On Moscow's architectural revolution, Kiselyov, a Muscovite, said, "I'm happy to see all the architectural changes, though I can't say that I'm a big admirer of Zurab Tsereteli, for example."

Sign of the Times in Moscow?

Ever wonder about the Russian equivalent of a mom-and-pop business -- a Mama i Papa kiosk perhaps? Canadian businessman Dave Green and his wife, Viktoria, say it's hard work. Having come to Russia five years ago from his native Regina, Saskatchewan, Green chose to stay as an independent operator in Moscow with his Moscow Real Estate company.

Green was reminiscing last week at The Moscow Times' fifth anniversary party, held at the State Historical Museum.

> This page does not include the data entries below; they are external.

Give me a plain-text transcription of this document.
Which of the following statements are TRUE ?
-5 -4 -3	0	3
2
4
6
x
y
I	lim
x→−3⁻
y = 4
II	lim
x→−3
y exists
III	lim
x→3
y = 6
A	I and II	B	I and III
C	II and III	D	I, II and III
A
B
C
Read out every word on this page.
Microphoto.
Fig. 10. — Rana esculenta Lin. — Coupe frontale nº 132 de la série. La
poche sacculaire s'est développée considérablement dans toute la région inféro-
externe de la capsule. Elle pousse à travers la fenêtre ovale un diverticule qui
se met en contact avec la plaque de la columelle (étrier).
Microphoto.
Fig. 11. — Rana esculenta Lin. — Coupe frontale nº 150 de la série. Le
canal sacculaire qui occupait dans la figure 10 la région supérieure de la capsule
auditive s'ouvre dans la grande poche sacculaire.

About 200 guests received the opportunity to tour the magnificent museum, which reopened in September after a decade-long closure, and chat with Moscow Times' Publisher Derk Sauer, Editor Geoff Winestock, staffers and columnists.

Green said he hasn't been the only one of his family courageous enough to take on the challenging Moscow marketplace. He said when his 70-year-old mother, Joyce, visited last year from Regina -- population 175,000 -- "she kept saying hi to everyone on the street." Neither the size of the city nor her lack of Russian appeared to faze her.

Also attending the party was Guy Marchand of Ghent, Belgium, who is a senior consultant with the Combellga communications firm and an administrative director of the European Business Club in Russia, and, like Green's mother he's evidently adapted well to the Russian culture.

In Belgium, brewers advertise 365 different beers, one for each day of the year. But, "I prefer the vodka," Marchand said.

He's also adapted to his marriage and has been happily wed for, "four years, three months, two weeks, two hours and," with a look at his watch and a wink at his wife, Natasha, "15 minutes."